This is from one of the articles Joel wrote.
I don't get this passage and important for me to conclude something for myself.
Is this supposed to mean the day we realize there is much to learn about software development and further educate ourselves or we should stop and give up because we don't have the right qualifiations.
I take it to mean that you need to get over your arrogance and realize you'll never know everything, there will always be many more things to learn & you can always be better.
Although if that's what it means this is a really odd way to phrase it.
Friday, February 15, 2013
Without the context, the quote sounds like nonsense. It is hard to tell since some people exaggerate when they write.
Maybe, he meant something like, "When you firmly get the idea that you will never know everything about software development, only then are you really a professional software developer."
Software developer is so obsolete, software engineer is where it is now. There are also sale engineers, test engineers, marketing engineers, and the best of all of them - business development engineers.
Friday, February 15, 2013
The article: http://www.joelonsoftware.com/articles/CoderToDeveloper.html
I think the introduction explains the context:
"But seriously, folks, what drives me crazy is that most software developers don’t realize just how little they know about software development.
Friday, February 15, 2013
Above replies have pretty much covered it but I've found the same in copywriting and I think any serious endeavor leads to the same conclusion.
I'm reminded of the first time I took a small 19 ft boat so far off the coast we couldn't see land anymore...
You look around and realize the sea is even bigger than you thought, and you thought it was pretty damn huge to start with. The only thing pointing the way home is your boat's GPS, your big compass, your little compass, your phone's GPS, your father in law's phone's GPS and your knowledge of the sun's direction.
Suddenly it doesn't seem enough and you feel very small and very lost.
The good news is, that unlike blog posts online, it fades away and you get your confidence back. However it remains true that once humbled your can never be quite so arrogant again.
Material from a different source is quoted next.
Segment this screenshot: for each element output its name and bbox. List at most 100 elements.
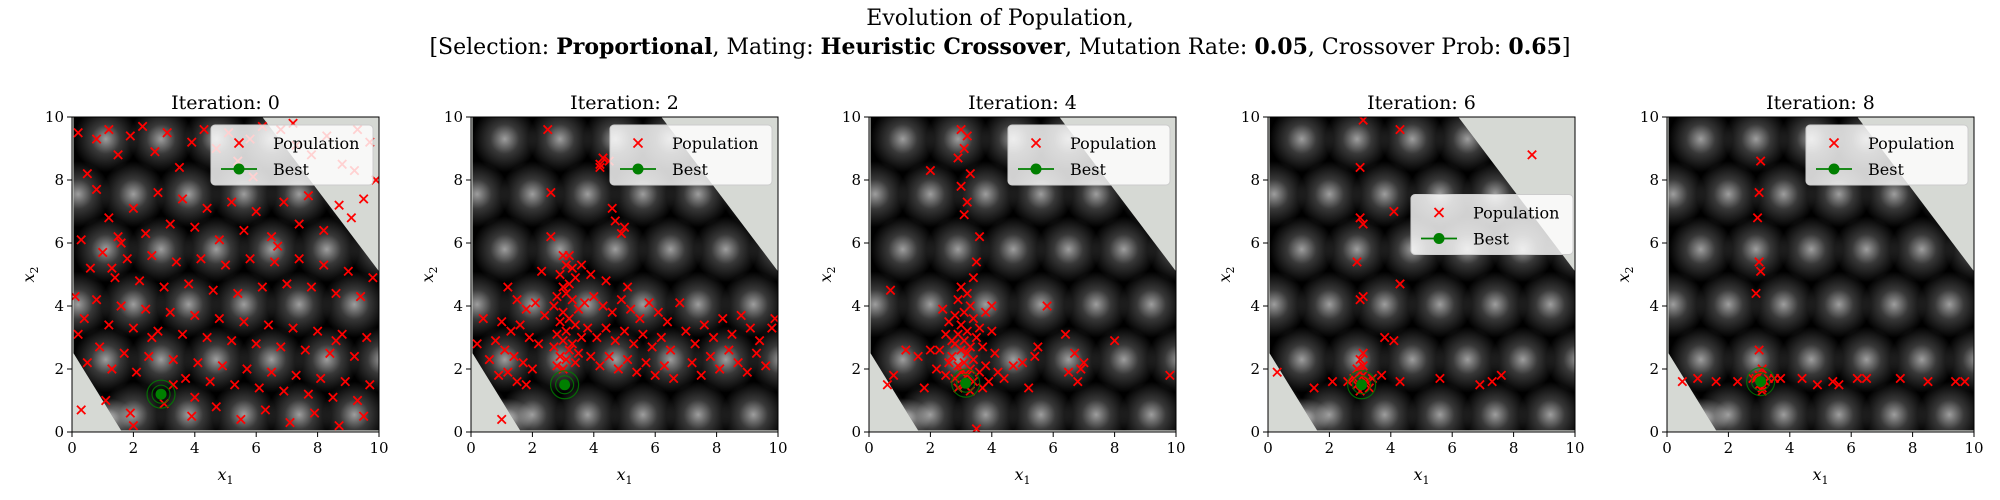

You can spend a lifetime studying a single subject, and never grasp more than (insert some suitably small percentage here) - because it's never a single subject, not really.
Take my copywriting, all about selling, right? Yeah, selling and *writing*. But then you need to understand more, and more, and more still. Soon you're branching into psychology, primate motivation, group behavior, statistics, graphics and layouts, feelings invoked by colors...
And it doesn't matter.
Keep learning, keep doing it, keep learning some more - and never think you know it all, because you don't and never will.
Enjoy it anyway, because life is a journey, not a destination etc bletch
Saturday, February 16, 2013
I don't particularly like it when people put too much meaning behind titles, such as "developer" vs "engineer", but here Joel's using it to make a point. When he calls someone a "coder", he's inferring that the person wrote some code that solved a problem, and then stopped thinking about it beyond that point.
Writing software presents so many different ways to do the same thing. A lot of people can get some code to make their program work, but it takes a lot more thought to decide what solution to choose and why.
And, there's also a lot more to software development than the bytes. You may need to revisit your user process, you may need to tune and adjust your code for performance, you will have to edit your user documentation and marketing. It's all this supplementary work that surrounds the actual code that the "software developer" cares about if they want to provide a quality product to their users.
The key word is "development". A coder just gets something working and then stops. A developer gradually develops a software product by adding on the extras that make it usable. If you realize you don't know everything about software development, it means you are always seeking out where you can improve your product, and that takes you to the next level.
Sunday, February 17, 2013
As soon as i am done with Code Complete, i'll start reading this book. I really like these kind of books that lays the foundation and the ideas that are applicable to all disciplines..
They not only educate you in software development and computer since but also there is so many valuable thoughts that'd illuminate you in all areas of life.